To your first question:
Use pattern matching. You can write something like duplicate (x:xs). This will deconstruct the first cell of the parameter list. If the list is empty, the next pattern is tried:
duplicate (x:xs) = ... -- list is not empty
duplicate [] = ... -- list is empty
the function replicate n x creates a list, that contains n items x. For instance replicate 3 'a' yields `['a','a','a'].

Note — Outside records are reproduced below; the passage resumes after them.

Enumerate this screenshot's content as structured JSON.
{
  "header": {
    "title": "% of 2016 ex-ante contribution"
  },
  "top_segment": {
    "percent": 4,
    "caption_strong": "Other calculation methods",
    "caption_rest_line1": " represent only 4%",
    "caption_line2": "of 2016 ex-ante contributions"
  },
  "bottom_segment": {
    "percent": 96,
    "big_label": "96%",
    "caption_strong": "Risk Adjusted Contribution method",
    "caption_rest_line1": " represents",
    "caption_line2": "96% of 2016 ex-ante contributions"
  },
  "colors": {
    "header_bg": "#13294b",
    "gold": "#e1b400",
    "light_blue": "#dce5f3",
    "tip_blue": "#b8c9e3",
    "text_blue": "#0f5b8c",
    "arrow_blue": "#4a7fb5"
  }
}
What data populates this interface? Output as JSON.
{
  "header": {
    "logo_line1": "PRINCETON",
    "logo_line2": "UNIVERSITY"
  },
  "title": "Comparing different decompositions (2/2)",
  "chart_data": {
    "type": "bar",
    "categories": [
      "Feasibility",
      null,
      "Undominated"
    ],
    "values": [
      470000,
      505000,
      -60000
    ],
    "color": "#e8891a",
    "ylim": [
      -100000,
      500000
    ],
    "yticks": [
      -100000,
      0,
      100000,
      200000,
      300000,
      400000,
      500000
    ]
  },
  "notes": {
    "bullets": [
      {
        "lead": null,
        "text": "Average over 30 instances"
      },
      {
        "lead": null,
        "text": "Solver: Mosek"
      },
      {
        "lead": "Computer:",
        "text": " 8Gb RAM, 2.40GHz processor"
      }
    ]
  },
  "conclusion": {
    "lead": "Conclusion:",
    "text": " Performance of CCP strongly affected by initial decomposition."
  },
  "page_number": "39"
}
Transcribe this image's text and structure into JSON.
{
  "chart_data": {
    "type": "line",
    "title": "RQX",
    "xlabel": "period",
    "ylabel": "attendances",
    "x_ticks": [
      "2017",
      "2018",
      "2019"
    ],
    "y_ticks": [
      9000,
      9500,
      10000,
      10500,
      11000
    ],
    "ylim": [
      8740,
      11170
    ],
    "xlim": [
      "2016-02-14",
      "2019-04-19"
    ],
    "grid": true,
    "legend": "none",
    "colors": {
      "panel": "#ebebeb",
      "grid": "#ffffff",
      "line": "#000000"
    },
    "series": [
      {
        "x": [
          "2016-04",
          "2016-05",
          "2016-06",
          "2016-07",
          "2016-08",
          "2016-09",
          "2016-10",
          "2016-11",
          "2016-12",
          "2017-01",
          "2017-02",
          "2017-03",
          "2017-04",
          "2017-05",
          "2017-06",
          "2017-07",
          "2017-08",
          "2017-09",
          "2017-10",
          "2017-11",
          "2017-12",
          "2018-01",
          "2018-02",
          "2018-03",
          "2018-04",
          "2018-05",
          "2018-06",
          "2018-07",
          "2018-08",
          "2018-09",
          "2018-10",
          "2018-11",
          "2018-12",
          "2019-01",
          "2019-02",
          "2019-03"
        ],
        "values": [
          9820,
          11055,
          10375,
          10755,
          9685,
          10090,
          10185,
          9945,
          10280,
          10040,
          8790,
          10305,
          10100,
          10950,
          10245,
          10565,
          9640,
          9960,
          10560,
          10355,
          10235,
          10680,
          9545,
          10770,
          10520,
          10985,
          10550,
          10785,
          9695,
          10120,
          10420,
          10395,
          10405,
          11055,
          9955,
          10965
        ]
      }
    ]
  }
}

Use recursion. To understand, how recursion works, it is important to understand the concept of recursion first ;)
1)
dupe :: [Int] -> [Int]
dupe l = concat [replicate i i | i<-l]
Theres a few problems with yours, one being that you are squaring each term, not creating a new list. In addition, your pattern matching is off and you would create am infinite recursion. Note how you recurse on the exact same list as was input. I think you mean something along the lines of duplicate1 (x:xs) = (replicate x x) ++ duplicate1 xs and that would be fine, so long as you write a proper base case as well.
2)
This is pretty straight forward from your problem description, but probably not too efficient. First filters out negatives, thewn checks out all subtractions with non-negative results. Answer is the minumum of these
p2 l = let l2 = filter (\x -> x >= 0) l
in minimum [i-j | i<-l2, j<-l2, i >= j]
Problem here is that it will allow a number to be checkeed against itself, whichwiull lend to answers of always zero. Any ideas? I'd like to leave it to you, commenter has a point abou t spoon-feeding.
1) You can use the fact that list is a monad:
dup = (=<<) (\x -> replicate x x)
Or in do-notation:
dup xs = do x <- xs; replicate x x; return x
2) For getting only the positive numbers from a list, you can use filter:
filter (>= 0) [1,-1,0,-5,3]
-- [1,0,3]
To get all possible "pairings" you can use either monads or applicative functors:
import Control.Applicative
(,) <$> [1,2,3] <*> [1,2,3]
[(1,1),(1,2),(1,3),(2,1),(2,2),(2,3),(3,1),(3,2),(3,3)]
Of course instead of creating pairs you can generate directly differences when replacing (,) by (-). Now you need to filter again, discarding all zero or negative differences. Then you only need to find the minimum of the list, but I think you can guess the name of that function.
Here, this should do the trick:
dup [] = []
dup (x:xs) = (replicate x x) ++ (dup xs)
We define dup recursively: for empty list it is just an empty list, for a non empty list, it is a list in which the first x elements are equal to x (the head of the initial list), and the rest is the list generated by recursively applying the dup function. It is easy to prove the correctness of this solution by induction (do it as an exercise).
Now, lets analyze your initial solution:
duplicate1 xs = x*x ++ duplicate1 xs
The first mistake: you did not define the list pattern properly. According to your definition, the function has just one argument - xs. To achieve the desired effect, you should use the correct pattern for matching the list's head and tail (x:xs, see my previous example). Read up on pattern matching.
But that's not all. Second mistake: x*x is actually x squared, not a list of two values. Which brings us to the third mistake: ++ expects both of its operands to be lists of values of the same type. While in your code, you're trying to apply ++ to two values of types Int and [Int].
As for the second task, the solution has already been given.